When someone undergoes transplantation, the process changes this normal protective mechanism. For stem cell transplants, patients first receive intensive chemotherapy to eliminate diseased cells from their bone marrow. This conditioning treatment severely damages the immune system’s ability to protect against infections. The T cells that would normally control EBV-infected B cells are either destroyed or severely weakened[2].
After the transplant, whether of an organ or stem cells, patients must take medications that suppress the immune system. These drugs are essential because they prevent the body from recognizing the new organ or cells as foreign and attacking them. However, this same suppression removes the normal surveillance mechanism that keeps EBV-infected B cells in check[10].
Without T cell control, EBV-infected B cells begin to multiply freely.

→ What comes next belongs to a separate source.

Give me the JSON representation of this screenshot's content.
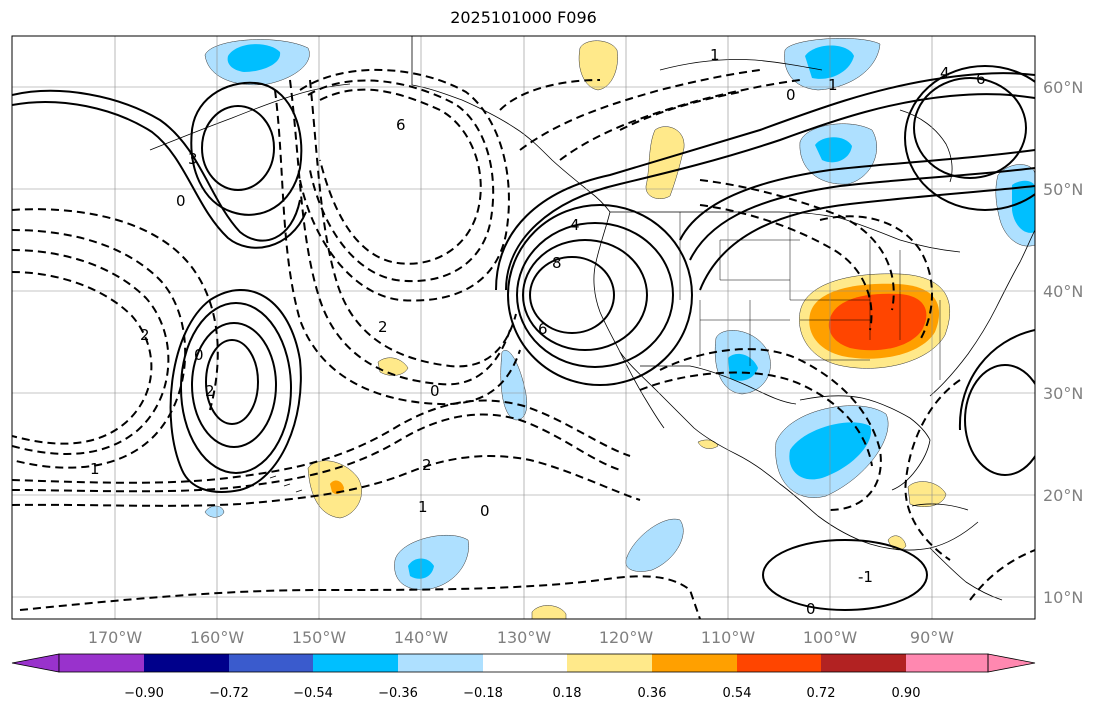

Initially, this may result in what doctors call polyclonal proliferation, where many different B cell lines grow excessively. At this early stage, cells build up in lymph nodes and other tissues, but they’re not yet truly cancerous. However, they may already cause symptoms and form masses[6].
As time progresses, some of these rapidly dividing B cells may undergo genetic mutations. These changes can transform them into truly malignant cancer cells. When this happens, one particular clone of abnormal cells may become dominant, leading to what’s called monoclonal proliferation. This is when PTLD has progressed to frank lymphoma, behaving like aggressive cancers such as diffuse large B-cell lymphoma or Burkitt lymphoma[2].
The lymphoma cells can spread through the lymphatic system to various parts of the body. They may affect lymph nodes throughout the body, the spleen, liver, bone marrow, and even organs like the lungs, digestive tract, or brain. As they grow and multiply, these abnormal cells crowd out normal cells and disrupt organ function. They may also form masses that press on nearby structures, causing pain, obstruction, or other mechanical problems[9].
The body’s production of normal blood cells can be affected as well. Laboratory tests may show abnormally low counts of various blood cells, including white blood cells, red blood cells, and platelets. The rapid breakdown of tumor cells can release substances into the bloodstream, potentially causing what’s called tumor lysis syndrome, where uric acid and other byproducts reach dangerous levels while calcium drops too low[9].
There are four main types of PTLD based on how far this disease progression has gone. Early lesion PTLD involves excessive division of lymphocytes without clear cancer characteristics. Polymorphic PTLD shows a mix of lymphoma cells alongside normal immune cells. Monomorphic PTLD, the most common form, displays cells that clearly look like aggressive lymphoma. Finally, there’s a rare form that resembles classic Hodgkin lymphoma[2].
Approximately 60% to 80% of PTLD cases show evidence of active EBV infection in the proliferating cells, confirming the virus’s role in driving the disease. However, EBV-negative cases occur in about 23% of patients, particularly in those developing PTLD many years after transplant, suggesting other mechanisms may also contribute to disease development in some individuals[16].